Group Gordon’s Jacob Rodriguez analyzes what the Tony’s got wrong at this year’s show
The latest Broadway season has been, by all accounts, a rousing success. Several new works, like Hadestown and The Prom, debuted to great acclaim. Even Oklahoma!, hardly new, received rave reviews for the revival, which featured a lead actress in a wheelchair. Audience attendance was at a record high, with nearly 15 million seats sold and the total box office hit a record, nearing $2 billion.
Yet, the Tony Awards hit an all-time low rating of .8 in the 18-49 demographic and fell below 6 million viewers for the first time, according to the Nielsen overnight numbers. With record-breaking consumption of Broadway shows, why is the Tony’s viewership dwindling? The answer lies in the nature of the television industry and the setup of the show.
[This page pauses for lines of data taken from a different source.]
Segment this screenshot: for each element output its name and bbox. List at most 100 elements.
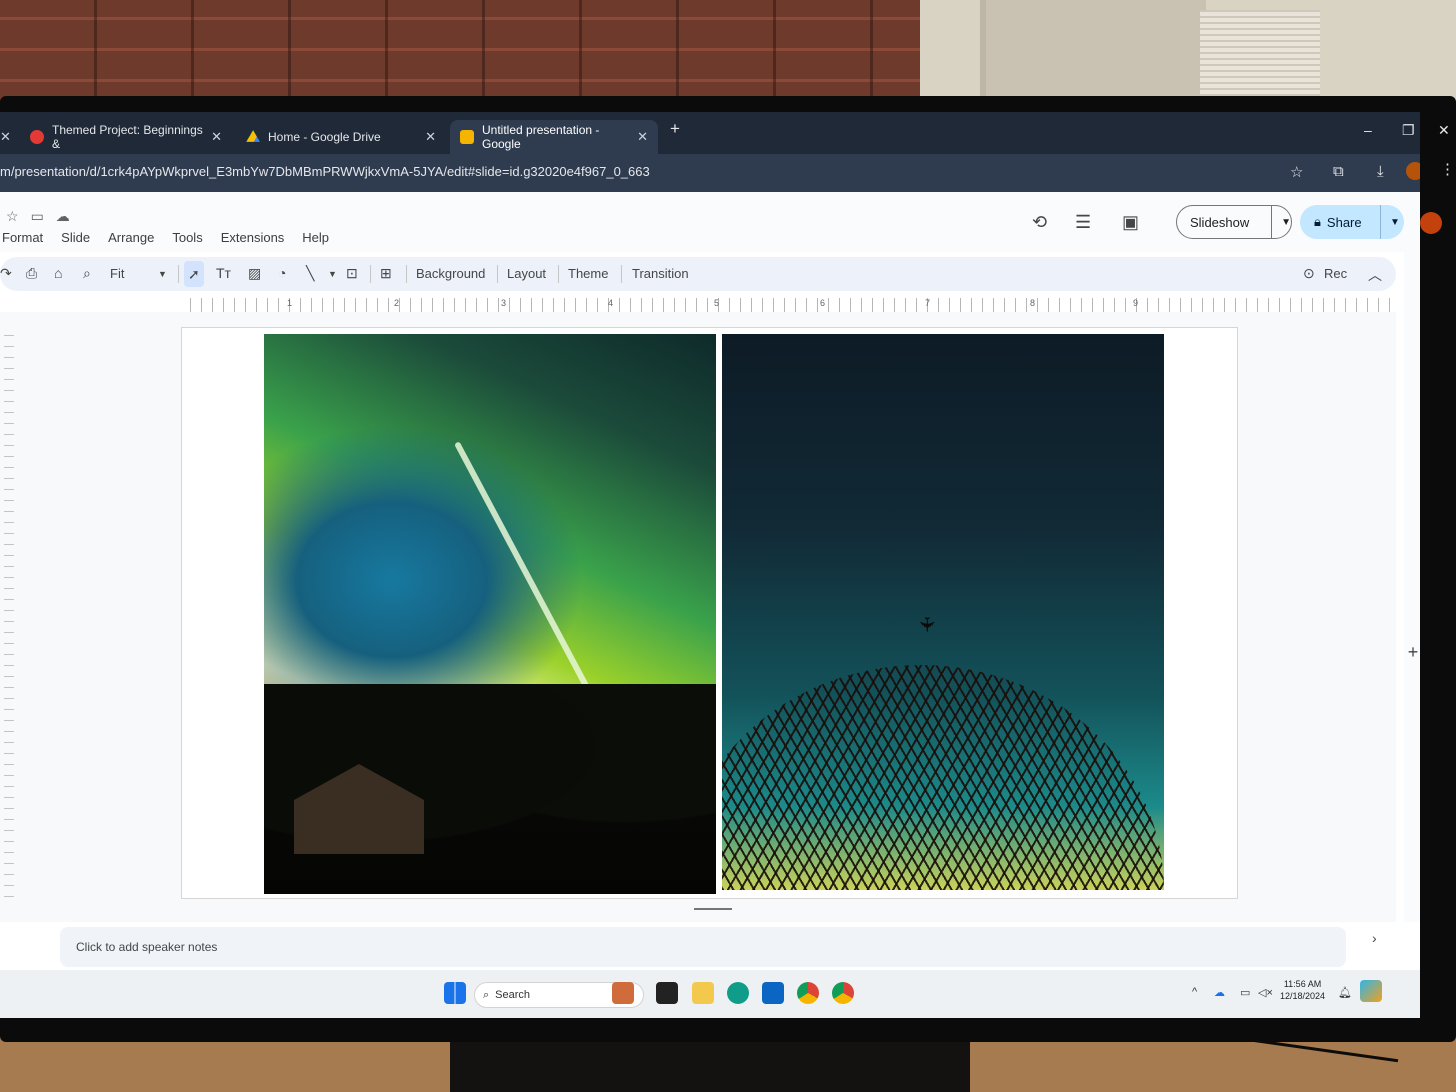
slideshow-button[interactable]: Slideshow ▼ bbox=[1176, 205, 1292, 239]
meet-camera-icon[interactable]: ▣ bbox=[1122, 212, 1139, 233]
tab-title: Home - Google Drive bbox=[268, 130, 381, 144]
window-blind bbox=[1200, 10, 1320, 100]
move-folder-icon[interactable]: ▭ bbox=[31, 208, 44, 225]
slide-image-tree-airplane[interactable]: ✈ bbox=[722, 334, 1164, 890]
vertical-ruler bbox=[4, 327, 14, 907]
slideshow-label: Slideshow bbox=[1190, 214, 1250, 230]
paint-format-icon[interactable]: ⌂ bbox=[54, 265, 62, 281]
onedrive-icon[interactable]: ☁ bbox=[1214, 986, 1225, 999]
clock-date: 12/18/2024 bbox=[1280, 991, 1326, 1001]
menu-slide[interactable]: Slide bbox=[59, 230, 92, 245]
cloud-status-icon: ☁ bbox=[55, 208, 70, 224]
toolbar-divider bbox=[621, 265, 622, 283]
slide-image-sky-contrail[interactable] bbox=[264, 334, 716, 894]
close-icon[interactable]: ✕ bbox=[637, 129, 648, 145]
edge-icon[interactable] bbox=[727, 982, 749, 1004]
copilot-icon[interactable] bbox=[1360, 980, 1382, 1002]
new-comment-icon[interactable]: ⊞ bbox=[380, 265, 392, 282]
layout-button[interactable]: Layout bbox=[507, 266, 546, 281]
zoom-select[interactable]: Fit bbox=[110, 266, 124, 281]
more-menu-icon[interactable]: ⋮ bbox=[1440, 160, 1455, 178]
tab-themed-project[interactable]: Themed Project: Beginnings & ✕ bbox=[20, 120, 232, 154]
minimize-button[interactable]: – bbox=[1364, 122, 1372, 138]
volume-icon[interactable]: ◁× bbox=[1258, 986, 1273, 999]
new-tab-button[interactable]: + bbox=[670, 119, 680, 139]
menu-extensions[interactable]: Extensions bbox=[219, 230, 287, 245]
speaker-notes-placeholder: Click to add speaker notes bbox=[76, 940, 218, 954]
tab-google-drive[interactable]: Home - Google Drive ✕ bbox=[236, 120, 446, 154]
tab-untitled-presentation[interactable]: Untitled presentation - Google ✕ bbox=[450, 120, 658, 154]
video-icon[interactable]: ⊡ bbox=[346, 265, 358, 282]
download-icon[interactable]: ⤓ bbox=[1377, 163, 1384, 180]
transition-button[interactable]: Transition bbox=[632, 266, 689, 281]
tab-close-partial[interactable]: ✕ bbox=[0, 120, 11, 154]
chrome-icon[interactable] bbox=[797, 982, 819, 1004]
bookmark-star-icon[interactable]: ☆ bbox=[1290, 163, 1303, 181]
text-box-icon[interactable]: Tт bbox=[216, 265, 231, 281]
close-window-button[interactable]: ✕ bbox=[1438, 122, 1450, 139]
zoom-icon[interactable]: ⌕ bbox=[83, 265, 91, 282]
menu-format[interactable]: Format bbox=[0, 230, 45, 245]
menu-bar: Format Slide Arrange Tools Extensions He… bbox=[0, 230, 331, 245]
profile-avatar[interactable] bbox=[1406, 162, 1420, 180]
chevron-right-icon[interactable]: › bbox=[1372, 930, 1377, 946]
ruler-number: 4 bbox=[608, 298, 614, 308]
close-icon[interactable]: ✕ bbox=[425, 129, 436, 145]
chevron-up-icon[interactable]: ^ bbox=[1192, 986, 1197, 998]
chevron-down-icon[interactable]: ▼ bbox=[1380, 205, 1400, 239]
extensions-icon[interactable]: ⧉ bbox=[1333, 163, 1344, 180]
select-cursor-icon[interactable]: ➚ bbox=[184, 261, 204, 287]
monitor-stand bbox=[450, 1040, 970, 1092]
record-icon[interactable]: ⊙ bbox=[1303, 265, 1315, 282]
network-icon[interactable]: ▭ bbox=[1240, 986, 1250, 999]
add-addon-icon[interactable]: + bbox=[1403, 642, 1420, 662]
google-slides-icon bbox=[460, 130, 474, 144]
chevron-down-icon[interactable]: ▼ bbox=[328, 269, 337, 279]
comments-icon[interactable]: ☰ bbox=[1075, 212, 1091, 233]
menu-arrange[interactable]: Arrange bbox=[106, 230, 156, 245]
print-icon[interactable]: ⎙ bbox=[26, 265, 37, 282]
rec-button[interactable]: Rec bbox=[1324, 266, 1347, 281]
menu-tools[interactable]: Tools bbox=[170, 230, 204, 245]
image-bare-tree bbox=[722, 665, 1164, 890]
toolbar-divider bbox=[406, 265, 407, 283]
share-button[interactable]: 🔒︎ Share ▼ bbox=[1300, 205, 1404, 239]
brick-wall-background bbox=[0, 0, 920, 110]
notes-resize-handle[interactable] bbox=[694, 908, 732, 910]
side-panel bbox=[1404, 252, 1420, 922]
ruler-number: 1 bbox=[287, 298, 293, 308]
file-explorer-icon[interactable] bbox=[692, 982, 714, 1004]
redo-icon[interactable]: ↷ bbox=[0, 265, 12, 282]
shape-icon[interactable]: ◔ bbox=[278, 265, 286, 281]
windows-start-icon[interactable] bbox=[444, 982, 466, 1004]
share-label: Share bbox=[1326, 214, 1362, 230]
speaker-notes[interactable]: Click to add speaker notes bbox=[60, 927, 1346, 967]
url-field[interactable]: m/presentation/d/1crk4pAYpWkprvel_E3mbYw… bbox=[0, 164, 650, 179]
browser-tab-strip: ✕ Themed Project: Beginnings & ✕ Home - … bbox=[0, 112, 1420, 154]
task-view-icon[interactable] bbox=[656, 982, 678, 1004]
close-icon[interactable]: ✕ bbox=[211, 129, 222, 145]
star-icon[interactable]: ☆ bbox=[6, 208, 19, 225]
chevron-down-icon[interactable]: ▼ bbox=[1271, 206, 1291, 238]
theme-button[interactable]: Theme bbox=[568, 266, 608, 281]
ruler-number: 2 bbox=[394, 298, 400, 308]
background-button[interactable]: Background bbox=[416, 266, 485, 281]
image-icon[interactable]: ▨ bbox=[248, 265, 261, 282]
chrome-icon[interactable] bbox=[832, 982, 854, 1004]
chevron-up-icon[interactable]: ︿ bbox=[1368, 265, 1382, 285]
user-avatar[interactable] bbox=[1420, 212, 1442, 234]
menu-help[interactable]: Help bbox=[300, 230, 331, 245]
version-history-icon[interactable]: ⟲ bbox=[1032, 212, 1047, 233]
notification-bell-icon[interactable]: 🔔︎ bbox=[1338, 986, 1352, 999]
door bbox=[980, 0, 1206, 100]
outlook-icon[interactable] bbox=[762, 982, 784, 1004]
line-icon[interactable]: ╲ bbox=[306, 265, 314, 282]
toolbar-divider bbox=[558, 265, 559, 283]
widget-icon[interactable] bbox=[612, 982, 634, 1004]
restore-button[interactable]: ❐ bbox=[1402, 122, 1415, 139]
chevron-down-icon[interactable]: ▼ bbox=[158, 269, 167, 279]
ruler-number: 9 bbox=[1133, 298, 1139, 308]
toolbar-divider bbox=[178, 265, 179, 283]
lock-icon: 🔒︎ bbox=[1314, 214, 1321, 229]
taskbar-clock[interactable]: 11:56 AM 12/18/2024 bbox=[1280, 978, 1325, 1002]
As James Corden noted in his opening number as Tony’s host, recorded entertainment offerings have grown exponentially over the past several years, especially with the proliferation of streaming services like Hulu, Netflix, and Amazon Prime. As streaming threatens to eclipse live television’s popularity, particularly among the key 18-49 demographic, any cable or network television program should expect some audience attrition. Live awards shows in particular have lost large numbers of viewers across the board in recent years.
Greater competition has put pressure on awards shows to adapt to survive. The Oscars has attempted to do so, even if the series of misguided changes to scheduling and awards categories were ultimately scrapped. In the end, audience numbers for the Oscars went up by more than 3 million this year. Whether or not the Oscars made substantive changes remains to be seen, but its attempts at least generated buzz and drew more viewers.
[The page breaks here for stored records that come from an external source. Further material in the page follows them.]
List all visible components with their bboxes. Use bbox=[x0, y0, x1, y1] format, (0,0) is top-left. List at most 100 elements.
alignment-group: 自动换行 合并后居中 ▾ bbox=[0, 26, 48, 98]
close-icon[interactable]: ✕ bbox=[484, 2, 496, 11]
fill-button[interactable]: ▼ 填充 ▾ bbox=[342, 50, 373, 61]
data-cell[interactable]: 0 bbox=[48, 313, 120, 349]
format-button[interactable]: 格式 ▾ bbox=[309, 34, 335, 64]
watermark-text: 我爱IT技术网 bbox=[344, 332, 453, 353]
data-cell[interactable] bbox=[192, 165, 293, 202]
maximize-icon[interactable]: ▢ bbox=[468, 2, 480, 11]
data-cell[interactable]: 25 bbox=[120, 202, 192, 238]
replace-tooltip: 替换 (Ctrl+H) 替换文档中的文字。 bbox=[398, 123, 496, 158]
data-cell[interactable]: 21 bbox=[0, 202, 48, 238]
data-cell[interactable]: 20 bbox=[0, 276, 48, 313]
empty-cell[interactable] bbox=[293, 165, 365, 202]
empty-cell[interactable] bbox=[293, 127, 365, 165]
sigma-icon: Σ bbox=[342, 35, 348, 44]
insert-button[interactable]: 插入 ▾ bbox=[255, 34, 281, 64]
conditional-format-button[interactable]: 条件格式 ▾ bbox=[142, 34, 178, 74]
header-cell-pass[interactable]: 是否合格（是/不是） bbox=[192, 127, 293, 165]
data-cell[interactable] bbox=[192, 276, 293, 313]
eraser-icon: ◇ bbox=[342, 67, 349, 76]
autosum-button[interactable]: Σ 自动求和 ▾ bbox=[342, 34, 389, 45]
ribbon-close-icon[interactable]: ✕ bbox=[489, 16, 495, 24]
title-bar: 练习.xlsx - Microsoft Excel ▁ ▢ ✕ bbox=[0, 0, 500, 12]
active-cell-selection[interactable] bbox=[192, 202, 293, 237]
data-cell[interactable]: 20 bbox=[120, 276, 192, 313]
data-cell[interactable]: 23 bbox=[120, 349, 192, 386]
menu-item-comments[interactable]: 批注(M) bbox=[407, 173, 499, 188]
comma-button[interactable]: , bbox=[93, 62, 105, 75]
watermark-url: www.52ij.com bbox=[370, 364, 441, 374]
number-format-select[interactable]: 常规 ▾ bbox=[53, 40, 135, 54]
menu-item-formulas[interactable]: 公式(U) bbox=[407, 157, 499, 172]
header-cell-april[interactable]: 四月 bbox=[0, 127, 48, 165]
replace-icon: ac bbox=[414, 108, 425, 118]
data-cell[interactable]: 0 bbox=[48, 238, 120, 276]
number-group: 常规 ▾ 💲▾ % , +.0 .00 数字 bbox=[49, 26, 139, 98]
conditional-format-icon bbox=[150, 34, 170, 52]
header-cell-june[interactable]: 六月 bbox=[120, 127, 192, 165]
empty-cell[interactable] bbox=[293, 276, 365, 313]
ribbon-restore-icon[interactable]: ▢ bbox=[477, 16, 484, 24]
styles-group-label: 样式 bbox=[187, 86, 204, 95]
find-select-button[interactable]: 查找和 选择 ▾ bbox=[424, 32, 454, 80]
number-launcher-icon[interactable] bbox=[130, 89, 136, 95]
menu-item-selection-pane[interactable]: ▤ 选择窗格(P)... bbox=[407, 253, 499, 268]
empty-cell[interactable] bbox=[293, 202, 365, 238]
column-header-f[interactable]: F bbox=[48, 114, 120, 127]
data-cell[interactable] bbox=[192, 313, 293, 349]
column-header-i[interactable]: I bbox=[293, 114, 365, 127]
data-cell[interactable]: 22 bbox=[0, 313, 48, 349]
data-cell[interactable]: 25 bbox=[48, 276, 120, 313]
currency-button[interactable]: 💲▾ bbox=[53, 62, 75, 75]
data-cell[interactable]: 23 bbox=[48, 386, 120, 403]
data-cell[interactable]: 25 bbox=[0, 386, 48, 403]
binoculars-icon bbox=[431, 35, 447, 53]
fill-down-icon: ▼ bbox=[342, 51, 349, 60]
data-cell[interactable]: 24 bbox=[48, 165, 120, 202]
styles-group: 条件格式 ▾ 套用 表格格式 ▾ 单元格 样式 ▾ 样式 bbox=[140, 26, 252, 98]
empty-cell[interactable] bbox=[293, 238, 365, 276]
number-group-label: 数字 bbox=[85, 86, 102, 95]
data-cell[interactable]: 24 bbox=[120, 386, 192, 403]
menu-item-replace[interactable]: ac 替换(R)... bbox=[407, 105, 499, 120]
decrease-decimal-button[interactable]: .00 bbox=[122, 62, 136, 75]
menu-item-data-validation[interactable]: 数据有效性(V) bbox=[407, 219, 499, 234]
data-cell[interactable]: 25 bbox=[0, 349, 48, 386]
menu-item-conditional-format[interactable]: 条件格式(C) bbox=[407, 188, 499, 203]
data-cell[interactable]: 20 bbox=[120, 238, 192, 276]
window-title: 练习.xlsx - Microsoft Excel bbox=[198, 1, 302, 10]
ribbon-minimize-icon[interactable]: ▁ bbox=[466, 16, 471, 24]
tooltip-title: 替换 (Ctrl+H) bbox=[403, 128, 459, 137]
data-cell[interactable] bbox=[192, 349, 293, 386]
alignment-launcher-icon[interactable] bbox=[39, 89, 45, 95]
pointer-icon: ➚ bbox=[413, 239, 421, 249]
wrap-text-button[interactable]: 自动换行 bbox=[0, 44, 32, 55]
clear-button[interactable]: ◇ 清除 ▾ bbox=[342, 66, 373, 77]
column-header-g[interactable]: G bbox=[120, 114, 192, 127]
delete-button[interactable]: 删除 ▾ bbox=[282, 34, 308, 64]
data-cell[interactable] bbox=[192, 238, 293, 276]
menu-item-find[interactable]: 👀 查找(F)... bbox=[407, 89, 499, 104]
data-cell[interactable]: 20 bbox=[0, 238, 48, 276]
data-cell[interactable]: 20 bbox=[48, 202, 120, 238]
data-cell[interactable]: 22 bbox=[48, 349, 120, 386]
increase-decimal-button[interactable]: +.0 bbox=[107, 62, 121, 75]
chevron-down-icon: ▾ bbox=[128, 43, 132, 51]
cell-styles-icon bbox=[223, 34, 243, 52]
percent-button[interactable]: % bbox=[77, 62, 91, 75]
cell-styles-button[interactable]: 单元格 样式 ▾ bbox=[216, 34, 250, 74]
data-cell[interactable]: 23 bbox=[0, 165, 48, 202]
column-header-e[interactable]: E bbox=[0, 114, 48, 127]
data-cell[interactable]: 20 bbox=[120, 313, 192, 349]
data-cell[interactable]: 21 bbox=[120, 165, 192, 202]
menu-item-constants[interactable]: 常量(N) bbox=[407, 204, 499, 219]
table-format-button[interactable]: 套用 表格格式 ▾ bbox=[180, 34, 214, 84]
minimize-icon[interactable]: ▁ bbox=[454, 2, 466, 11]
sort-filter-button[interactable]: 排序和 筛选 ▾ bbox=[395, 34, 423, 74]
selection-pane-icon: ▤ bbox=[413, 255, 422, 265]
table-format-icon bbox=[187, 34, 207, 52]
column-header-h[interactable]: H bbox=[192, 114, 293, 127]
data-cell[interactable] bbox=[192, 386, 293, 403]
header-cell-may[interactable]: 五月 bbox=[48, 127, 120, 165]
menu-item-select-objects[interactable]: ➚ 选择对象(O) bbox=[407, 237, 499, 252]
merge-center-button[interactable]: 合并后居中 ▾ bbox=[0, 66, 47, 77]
The Tony’s, however, didn’t adapt at all this year. The awards ceremony has long been criticized for its eligibility criteria. To be eligible, shows must be staged in theaters with 500+ seats and Broadway labor contracts, which are the costliest in the industry. As a result, all of the eligible theaters are in Manhattan, and all but one are in the Times Square-area. This is just a small subset of all the theaters in New York, let alone across the country, and it means that only the least accessible—and typically most expensive—shows are considered for awards.
Beyond the institutional issues, the show just wasn’t that interesting this year. The New York Times criticized the show as “safe,” “unsurprising,” and “bland.” Variety said the show “seemed resolved to talk about not much of anything at all.” Most of the acceptance speeches were far from rousing. Rachel Chavkin, the sole female musical director in the entire Broadway season, was one of the few to use her speech to make a political statement. Otherwise, issues like Broadway’s persistent lack of diversity remained behind the scenes. One of the only attempts to shake things up was giving playwrights stage time, but their speeches did little to spark new interest in their works or comment on the state of the industry. The lack of innovation and unwillingness to push the envelope meant the show, which ran over three hours, understandably couldn’t hold viewers’ attention.
As competition for the attention of audiences grows fiercer, staunch traditionalists like the Tony’s must adapt to changing viewer preferences if they are to prosper. Otherwise, they risk further alienating an already dwindling and otherwise-entertained audience.